ST. MARY'S SPIRE
“The most impressive aspect of the church is the square tower with broached octagonal belfry and stone spire."
The spire is impressive and is a landmark seen for many miles in most directions. It has also been one of the most expensive items in the upkeep of this beautiful Parish Church. Problems began early on due to the porous stone which was used in the construction.
Easter Vestry Meeting 1886
The state of the Church Tower and also the necessity of erecting a Porch to the Church were next gone into and on the motion of Mr. Stevens, seconded by Mr. Knight it was resolved that an effort be made to obtain funds for the thorough repair of the Tower and the erection of a Porch.
1897 Easter Vestry Meeting
The Vicar read a report from Edmund Sedding Esq. the Architect who had been asked to examine the Church Spire. A conversation on the subject followed and the opinion of the Vestry was expressed that the work of pointing the spire externally as advised by Mr Sedding should be undertaken next year.
1898…….owing to various circumstances work on the spire was not undertaken.
February 15th 1922
Resolved that the matter of the Church Spire be left to the Standing committee and they were to report to the next meeting.
May 23rd 1922
The Vicar presented the report of the Architect (Mr Corfield) re St.

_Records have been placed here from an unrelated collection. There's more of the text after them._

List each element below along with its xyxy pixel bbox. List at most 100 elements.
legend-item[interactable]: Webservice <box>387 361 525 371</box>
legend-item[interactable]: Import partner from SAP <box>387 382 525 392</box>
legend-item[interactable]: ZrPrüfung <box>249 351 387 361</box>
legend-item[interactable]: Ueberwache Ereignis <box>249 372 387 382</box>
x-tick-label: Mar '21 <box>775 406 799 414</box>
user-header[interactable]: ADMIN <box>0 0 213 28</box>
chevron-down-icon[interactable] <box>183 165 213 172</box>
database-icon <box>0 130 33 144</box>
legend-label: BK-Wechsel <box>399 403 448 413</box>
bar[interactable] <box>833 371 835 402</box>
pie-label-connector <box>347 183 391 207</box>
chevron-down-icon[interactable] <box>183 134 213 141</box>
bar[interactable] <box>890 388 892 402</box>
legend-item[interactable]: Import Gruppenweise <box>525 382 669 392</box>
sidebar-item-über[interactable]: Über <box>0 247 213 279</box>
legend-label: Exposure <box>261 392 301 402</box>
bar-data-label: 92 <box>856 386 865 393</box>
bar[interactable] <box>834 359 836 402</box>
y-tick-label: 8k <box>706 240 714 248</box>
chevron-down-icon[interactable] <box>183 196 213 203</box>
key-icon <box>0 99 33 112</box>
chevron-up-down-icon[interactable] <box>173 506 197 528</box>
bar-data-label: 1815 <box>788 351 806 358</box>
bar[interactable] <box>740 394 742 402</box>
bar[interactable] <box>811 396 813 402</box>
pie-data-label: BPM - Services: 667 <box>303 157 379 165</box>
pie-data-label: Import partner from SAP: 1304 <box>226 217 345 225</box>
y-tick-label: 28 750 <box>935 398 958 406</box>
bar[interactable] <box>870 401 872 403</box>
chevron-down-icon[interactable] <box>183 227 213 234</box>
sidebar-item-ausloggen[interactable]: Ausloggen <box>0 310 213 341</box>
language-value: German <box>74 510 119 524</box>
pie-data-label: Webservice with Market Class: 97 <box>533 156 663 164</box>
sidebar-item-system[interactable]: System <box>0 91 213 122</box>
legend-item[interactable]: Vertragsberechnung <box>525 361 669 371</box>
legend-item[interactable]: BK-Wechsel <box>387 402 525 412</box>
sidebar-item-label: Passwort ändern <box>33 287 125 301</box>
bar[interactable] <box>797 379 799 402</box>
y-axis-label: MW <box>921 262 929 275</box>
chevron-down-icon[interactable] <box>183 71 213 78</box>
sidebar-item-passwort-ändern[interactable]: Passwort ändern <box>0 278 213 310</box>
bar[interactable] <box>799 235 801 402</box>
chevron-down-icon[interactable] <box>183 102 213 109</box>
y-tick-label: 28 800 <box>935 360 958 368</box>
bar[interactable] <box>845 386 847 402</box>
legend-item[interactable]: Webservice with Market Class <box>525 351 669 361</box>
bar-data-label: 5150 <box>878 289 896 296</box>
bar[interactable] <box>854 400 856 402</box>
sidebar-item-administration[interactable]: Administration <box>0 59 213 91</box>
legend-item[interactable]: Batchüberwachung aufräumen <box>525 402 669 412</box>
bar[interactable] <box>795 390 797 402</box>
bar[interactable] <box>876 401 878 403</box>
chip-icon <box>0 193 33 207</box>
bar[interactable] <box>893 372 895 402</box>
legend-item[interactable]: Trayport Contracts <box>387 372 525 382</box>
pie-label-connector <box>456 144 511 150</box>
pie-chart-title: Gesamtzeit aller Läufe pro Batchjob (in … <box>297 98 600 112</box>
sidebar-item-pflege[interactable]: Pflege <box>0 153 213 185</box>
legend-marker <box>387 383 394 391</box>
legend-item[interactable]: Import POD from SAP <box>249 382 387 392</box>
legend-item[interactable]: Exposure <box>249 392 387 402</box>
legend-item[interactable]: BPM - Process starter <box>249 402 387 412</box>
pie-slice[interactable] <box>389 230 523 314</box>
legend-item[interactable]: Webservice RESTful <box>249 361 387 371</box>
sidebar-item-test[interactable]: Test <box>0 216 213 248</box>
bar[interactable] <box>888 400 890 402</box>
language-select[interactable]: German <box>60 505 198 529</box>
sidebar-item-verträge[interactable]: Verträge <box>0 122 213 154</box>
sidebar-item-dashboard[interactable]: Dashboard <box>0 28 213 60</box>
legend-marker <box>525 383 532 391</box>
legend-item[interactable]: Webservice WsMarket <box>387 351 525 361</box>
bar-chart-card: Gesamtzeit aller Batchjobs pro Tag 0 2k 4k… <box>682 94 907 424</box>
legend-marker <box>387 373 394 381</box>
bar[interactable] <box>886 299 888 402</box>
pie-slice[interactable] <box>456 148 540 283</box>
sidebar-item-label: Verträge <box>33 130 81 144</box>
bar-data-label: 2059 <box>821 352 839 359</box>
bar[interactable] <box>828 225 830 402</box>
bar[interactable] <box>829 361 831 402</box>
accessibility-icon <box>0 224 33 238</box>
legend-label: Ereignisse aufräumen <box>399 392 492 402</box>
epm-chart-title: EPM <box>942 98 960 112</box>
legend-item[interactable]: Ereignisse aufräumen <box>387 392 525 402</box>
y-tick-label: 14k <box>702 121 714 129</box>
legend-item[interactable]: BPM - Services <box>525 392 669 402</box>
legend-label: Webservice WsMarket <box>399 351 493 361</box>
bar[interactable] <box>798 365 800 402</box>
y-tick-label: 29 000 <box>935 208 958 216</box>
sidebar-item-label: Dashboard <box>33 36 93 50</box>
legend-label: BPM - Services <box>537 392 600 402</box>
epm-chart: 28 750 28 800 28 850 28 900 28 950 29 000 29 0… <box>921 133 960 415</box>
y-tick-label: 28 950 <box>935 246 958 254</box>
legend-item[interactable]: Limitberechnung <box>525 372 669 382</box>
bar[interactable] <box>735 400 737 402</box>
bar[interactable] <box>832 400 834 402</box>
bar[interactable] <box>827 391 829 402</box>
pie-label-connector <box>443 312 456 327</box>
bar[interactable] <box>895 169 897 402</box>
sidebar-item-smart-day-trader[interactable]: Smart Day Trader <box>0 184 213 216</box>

Mary’s Tower and reported an estimated cost of £400. The Diocese would make a grant of up to £100.
A special effort at Penarwyn raised £241 0s. 8 ½d which was most satisfactory. Resolved on the motion of Mrs Treffry and seconded by Mr Tibbetts that £40 be allocated to repairs at Memorial Room Par and £200 towards repairs of St. Mary’s Tower…………a subscription list be opened to help to raise the other £100. The Vicar to invite subscription. Resolved that one shilling (5p) subscription be arranged for local application.
Sept 12th 1922
Vicar reported receipt in aid of spire fund of £307
Nov. 24th 1922
……Vicar explained position of repairs to St. Mary’s spire calling for thankfulness that work had been so well carried out and for the hearty response to appeals for funds.
The Secretary gave a report of the work………..expressing satisfaction with the work carried out at the same time drawing attention to the heavy cost beyond the first estimate by the architect. The Architect was to be notified that they (PCC) wished to be informed when expenditure reached £250 and again for each £50 advance.
October 12th 1922
Committee informed cost had reached £250.
October 27th 1922
Committee informed cost had reached £330.
November 6th 1922
Committee informed cost had reached £500 and was estimated to reach £640.
The Committee requested the architect not to take out any more stonework without the consent of two members of the Committee and as soon as possible to complete the work already in hand.
It was thought that more care should have been taken in the estimating of the cost……….Attention to be called to the unsatisfactory estimate made by the Diocesan Surveyor ……expresses the hope that steps may be taken to prevent similar occurrence in any other parishes.
May 16th 1923
The report on the spire fund showed that a further sum needed to be raised locally to finish of this business.
The spire, with its octagonal lantern, is often praised by people with an eye for architecture. In 1923 the top half was rebuilt at a cost of £800. The present Church Council is building upon a Fabric Fund, for the replacement of the weathered stonework in the tower, and for the felting and re-slating of the roofs of the nave, south side and chancel. The total estimated cost is about £3000.
In 1994 the architect suggested that as we could not stop water coming into the tower why not divert it. New flooring was installed in the bell tower and an umbrella system fitted above the bell floor. The water coming into the spire runs down a huge umbrella into gutters around the inside walling and is then channelled out through a pipe on the west wall. This cured 75 % of the problem. Recently we have had the south facing wall re-pointed and this has helped but not cured the problem completely.
Regrettably, the stone used in the construction of the tower is so porous that the tower has constantly leaked during long periods of rain and water runs down the interior surfaces of the tower. The situation cannot be improved and has been a constant concern since construction in 1849 and has now reached critical proportions. Major renovation work is now needed to ensure the continued stability and safety of the tower. The remedial work will take up to 6 years.
It will be interesting to read the reports of the next 50 years ! Watch this space!!!